Marcelo Azambuja fala sobre a implantação do Tech Center e a necessidade de equilíbrio na operação, além de detalhar a participação desse time em novos recursos para uso global

11:28 | Nov. 18, 2019

Marcello Azambuja, diretor do Tech Center da Uber no Brasil (foto: Luciana Aith)

O primeiro centro de desenvolvimento tecnológico da Uber com foco em segurança na América Latina está no Brasil. O Tech Center começou a operar há quase um ano, sob o comando do diretor Marcelo Azambuja. Do Tech Center Brasil devem sair soluções que serão incorporadas na plataforma ao longo dos próximos anos, pensando principalmente na realidade dos países latino americanos. Os outros estão em Louisville, Nova York, Palo Alto, Pittsburgh, São Francisco e Seattle, nos EUA; em Amsterdã, Paris, Sofia e Vilnius, no continente europeu; e em Bangalore e em Hyderabad, na Índia.

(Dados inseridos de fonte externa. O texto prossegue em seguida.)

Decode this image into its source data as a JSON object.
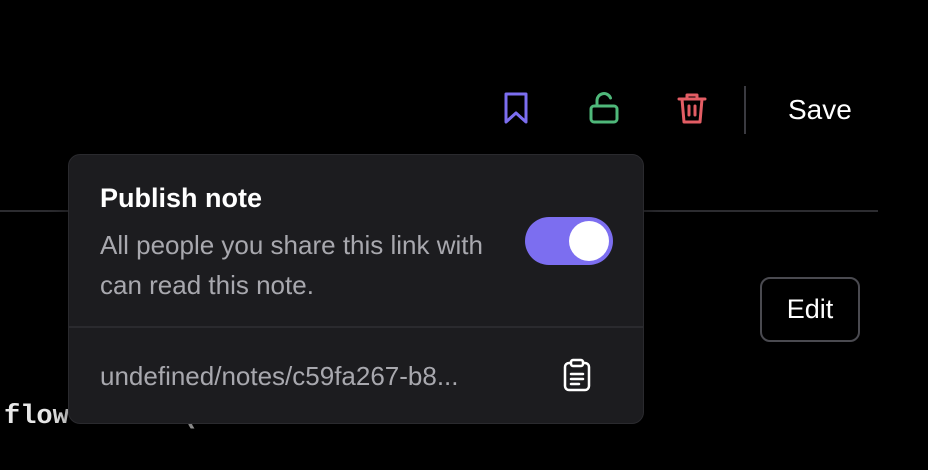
{
  "toolbar": {
    "bookmark_icon": "bookmark-icon",
    "unlock_icon": "unlock-icon",
    "trash_icon": "trash-icon",
    "save_label": "Save"
  },
  "colors": {
    "bookmark": "#7c6ef0",
    "unlock": "#4fb87a",
    "trash": "#e35d64",
    "toggle_on": "#7c6ef0"
  },
  "content": {
    "edit_label": "Edit",
    "code_snippet": "flow-test` (from"
  },
  "publish_popover": {
    "title": "Publish note",
    "description": "All people you share this link with can read this note.",
    "published": true,
    "link": "undefined/notes/c59fa267-b8...",
    "copy_icon": "clipboard-icon"
  }
}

O foco agora, diz Azambuja, é segurança. Para isso, a empresa de tecnologia deve investir R$ 250 milhões nos próximos cinco anos e formar uma equipe de 150 pessoas. "A América Latina enfrenta importantes desafios de segurança e a nossa operação está inserida nesse contexto. Queremos continuar oferecendo mobilidade e oportunidade de geração de renda, sem perder de vista a busca por soluções que diminuam riscos", afirmou Azambuja no Uber Destino 2019, evento onde foram anunciadas pelo menos seis novas ferramentas da empresa.

O executivo trabalhou por 15 anos na Globo.com e ajudou a criar, dentre outras soluções tecnológicas, o serviço de streaming Globoplay, grande aposta do Grupo Globo. Em entrevista ao O POVO, Azambuja fala sobre os processos da empresa no Brasil para a implantação do Tech Center e a necessidade de equilíbrio na operação, além de detalhar a participação desse time nas novas ferramentas para segurança de motoristas parceiros e usuários da Uber no Brasil.

O POVO: Por quais processos o Tech Center em São Paulo está passando?

Marcello Azambuja: A gente fez o anúncio do Tech Center em agosto do ano passado. Eu entrei em dezembro e a gente começou a montar os times de engenharia e de tecnologia como um todo. A gente ainda tá em formação desse time, que tá focado em projetos de segurança. Boa parte dos anúncios feitos no Uber Destino 2019 são de coisas que o Tech Center colaborou com o time de tecnologia de São Francisco. A gente tem um time de tecnologia também na Califórnia, na sede da Uber. E hoje operamos muito de forma colaborativa com o time de São Francisco. A Uber acredita muito na diversidade. Por ser uma empresa global, acreditamos que é importante que isso seja refletido na nossa equipe de trabalho. Ainda que lá tenha gente que cresceu na América Latina, é diferente ter engenheiros que vivem aqui e conhecem a realidade do que está acontecendo.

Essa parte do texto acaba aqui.